The Boys is a kind of courtroom drama, a genre I’m not fond of, but it has some interesting twists.
It was released in 1962 and directed by Sidney J. Furie. Three years later Furie would direct one of the greatest spy movies of all time, The Ipcress File (1965).
The Boys deals with the trial of four young men on a charge of murdering a nightwatchman at a garage. The murder took place while the garage’s cashbox was being robbed.
The four boys are Stan Coulter (Dudley Sutton), Billy Herne (Ronald Lacey), Barney Lee (Jess Conrad) and Ginger Thompson (Tony Garnett).
This is not however primarily a murder mystery. It’s a movie with other fish to fry.
Victor Webster (Richard Todd) is prosecuting. The defence counsel is Montgomery (Robert Morley). The evidence is purely circumstantial but plenty of men have been hanged on the basis of circumstantial evidence.
The four young men are from working-class backgrounds and they look a bit rough. They’re noisy and rowdy. One of Montgomery’s objectives in conducting the defence is to show that all the evidence against the boys is tainted by prejudice. Because the boys look and sound a bit rough around the edges the various prosecution witnesses all jumped to the conclusion that they were “Teddy Boys” or juvenile delinquents. The 1950s had seen major moral panics in Britain about the Teddy Boys youth subculture. There had been a wave of hysteria on the subject. As a result ordinary people tended to be rather paranoid when they saw groups of young men dressed in the clothing popular among the young. In fact the four boys do not look like Teddy Boys at all, but they do look like the popular image of youth gangs.
Montgomery’s strategy is to demonstrate that these prejudiced first impressions led the various witnesses to put the worst possible interpretation on actions by the boys that may actually have been perfectly innocent and innocuous. And of course the movie is making the same point. Leaping to conclusions can have tragic consequences.
Montgomery also intends to put the four boys into the witness stand to give their own accounts of the events on that unlucky Thursday evening.
This has led to comparison between this movie and Kurosawa’s masterpiece Rashomon. There’s something in this but these comparisons should not be pushed too far. In The Boys we don’t get conflicting accounts of the same events. What we get is an accumulation of accounts each of which adds crucial details, often details that other witnesses simply could not have been aware of. Slowly we start to get a clearer picture of the events of that night.

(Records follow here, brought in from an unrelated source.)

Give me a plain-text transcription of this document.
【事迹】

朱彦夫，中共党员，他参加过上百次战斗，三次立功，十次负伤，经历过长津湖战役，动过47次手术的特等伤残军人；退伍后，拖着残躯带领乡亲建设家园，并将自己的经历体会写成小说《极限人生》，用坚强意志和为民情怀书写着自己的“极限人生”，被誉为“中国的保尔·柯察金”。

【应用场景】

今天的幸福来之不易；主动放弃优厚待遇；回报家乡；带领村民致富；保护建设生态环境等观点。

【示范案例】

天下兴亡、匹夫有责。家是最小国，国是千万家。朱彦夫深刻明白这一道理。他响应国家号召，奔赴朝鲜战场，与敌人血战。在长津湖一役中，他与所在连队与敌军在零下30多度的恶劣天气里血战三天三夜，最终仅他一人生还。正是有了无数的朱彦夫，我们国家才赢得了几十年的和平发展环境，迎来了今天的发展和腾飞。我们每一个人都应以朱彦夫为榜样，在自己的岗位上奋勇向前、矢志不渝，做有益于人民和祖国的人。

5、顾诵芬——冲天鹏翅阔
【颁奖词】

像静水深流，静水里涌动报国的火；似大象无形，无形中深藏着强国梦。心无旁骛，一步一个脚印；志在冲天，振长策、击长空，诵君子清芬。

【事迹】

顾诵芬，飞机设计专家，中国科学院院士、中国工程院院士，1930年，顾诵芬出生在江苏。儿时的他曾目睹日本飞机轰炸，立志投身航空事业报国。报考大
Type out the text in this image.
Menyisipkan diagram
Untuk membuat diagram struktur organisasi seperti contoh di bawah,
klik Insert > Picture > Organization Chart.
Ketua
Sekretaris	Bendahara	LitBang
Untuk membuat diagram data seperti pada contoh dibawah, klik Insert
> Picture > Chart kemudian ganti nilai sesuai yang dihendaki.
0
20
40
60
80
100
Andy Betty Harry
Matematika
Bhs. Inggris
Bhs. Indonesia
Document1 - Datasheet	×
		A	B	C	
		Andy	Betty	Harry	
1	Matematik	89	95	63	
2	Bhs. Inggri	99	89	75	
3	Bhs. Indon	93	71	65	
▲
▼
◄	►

An example is the incident earlier in the evening when a witness reported seeing Stan staring through the window of the garage at the cashbox. We later find out that he was in fact staring at a nudie calendar on the wall of the garage.
The movie makes the bold decision not to make the four boys seem too sympathetic or appear to be basically just good boys. They are a bit surly and unlikeable. In fact they’re typical teenagers, inclined to be argumentative and rowdy, but Montgomery may well be correct in portraying them as slightly irritating but essentially harmless.
So the movie is also making a point about how misleading circumstantial evidence can be and how unreliable and incomplete the statements of witnesses can be.
This was 1962, when murders were still hanged in Britain. Capital punishment was a hot-button political issue. And the movie deals with a capital crime. The four boys will be hanged if convicted. In this case there’s a possibility they will be hanged simply because the witnesses decided they didn’t like the look of them and did not consider the possibility that were dealing with high-spirited youngsters rather than vicious killers.
There’s a superb cast. Dudley Sutton and Ronald Lacey went on to have busy careers. Wonderful character actor Felix Aymler plays the judge. There are small but juicy roles for Alan Cuthbertson (delightfully pompous as usual), Patrick Magee, Wilfred Brambell and Roy Kinnear. Richard Todd as the prosecuting counsel is smooth and polished.
But it’s Robert Morley who steals the picture. He’s in devastating form.
We never actually see the murder take place. We have only the testimony of the witnesses and the four boys, just as that’s all the jury has. We don’t know if the boys are innocent or guilty. In each case the testimony is represented by a dramatic flashback which makes things more interesting for the viewer than just hearing the evidence. We see the same events multiple times, but each time we see a bit more of what led up to the events. We start to see the evidence as a connected whole rather than just the fragmentary incidents that the witnesses saw.
At no time is the evidence of the witnesses directly contradicted, it’s simply put into context.
This film is included in the Crime Collection Volume 4 DVD boxed set from Renown Pictures. The 16:9 enhanced transfer is good.
The Boys tries to be an intelligent provocative look at the weaknesses of the criminal justice system and the dangers of leaping to conclusions and mostly it succeeds. It does so without giving us the feeling we’re being subjected to a lecture, which is the pitfall into which most films invariably fall.
An unfairly neglected movie. Highly recommended.